For comparison, DeepPhospho was also used to generate a predicted spectral library. The phosphopeptides in the library were obtained by SpectroMine with 0.75 localization probability threshold. Both the MS/MS spectra and the retention time values were predicted by DeepPhospho using RPE1_DDA model.

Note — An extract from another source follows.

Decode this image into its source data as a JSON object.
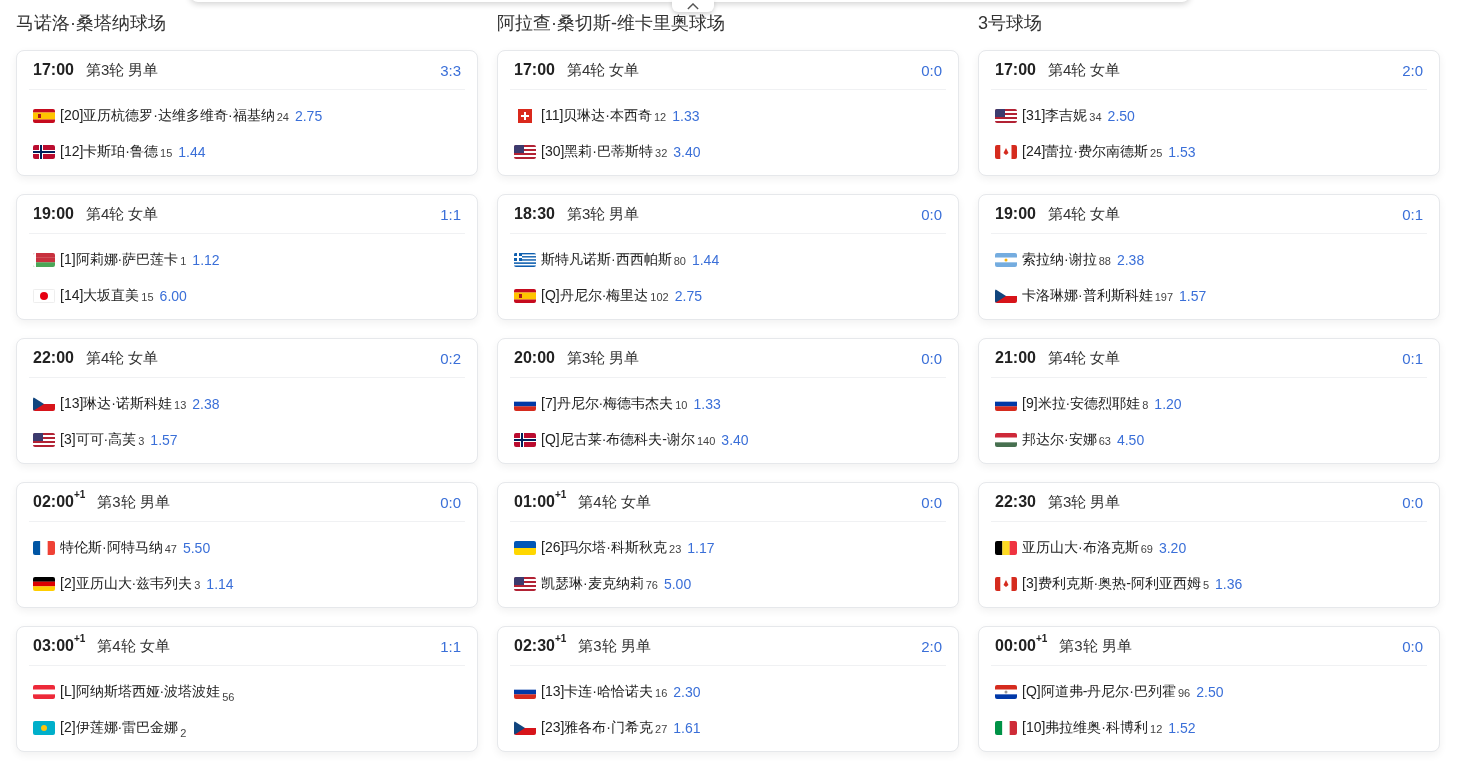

Statistics and bioinformatics analysis

For the dataset Bio_2, kinase-reacted sites were identified by matching the localized phosphosites to the kinase database. Kinase information (Kinase_Substrate_Dataset.txt) was downloaded from PhosphoSitePlus76 (access date 2021-12). The sequence logo was constructed by WebLogo (version 3.7.4). The type was set as protein and units were set as probability. For the dataset Bio_3, DeepFLR and MaxQuant results were processed to produce a.txt file of localized protein phosphosites quantification matrix to be compatible with Perseus (version 1.6.15.0). The quantification information of each protein phosphosite was the summed quantification information of all phosphopeptides corresponding to the protein phosphosite. Processed by Perseus, only protein phosphosites with a minimum of two valid values in at least one treatment group (no treatment, EGF treated only, and EGF treated with different MEK inhibitors of Cobimetinib (5 μM or 0.5 μM) or PD0325901 (5 μM or 0.5 μM)) were kept, and then subjected to log2(x) transformation and z-score normalization. Missing values were imputed by randomly sampling the lower end of the normal distribution (width 0.3 and downshift 1.8 as the default settings of Perseus) in the whole matrix. One-way ANOVA significance test was performed with parameter settings of s0 = 0 and Permutation-based FDR = 0.05 to identify significantly regulated sites with ANOVA q-value <0.05. Heatmaps of all significantly regulated phosphorylation sites were generated by unsupervised hierarchical clustering using Euclidean distance. The sequence logo was constructed by WebLogo (version 3.7.4). The type was set as protein and units were set as bits. The kinase substrate information used to draw the sequence logo of ERK1/2 substrates was from the aforementioned kinase database (Kinase_Substrate_Dataset.txt). Visualization was performed using custom scripts in R (4.0.2) with the following packages: VennDiagram (1.6.20), ComplexHeatmap (2.13.2) and ggplot2 (3.3.2). For coefficient of variation (CV) calculation in DIA analysis, the quantification was denormalized and then uploaded to Perseus to calculate phosphosite stoichiometry by a custom-coded plugin Peptide collapse (version 1.4.4) downloaded from https://github.com/AlexHgO/Perseus_Plugin_Peptide_Collapse.

Reporting summary

Further information on research design is available in the Nature Portfolio Reporting Summary linked to this article.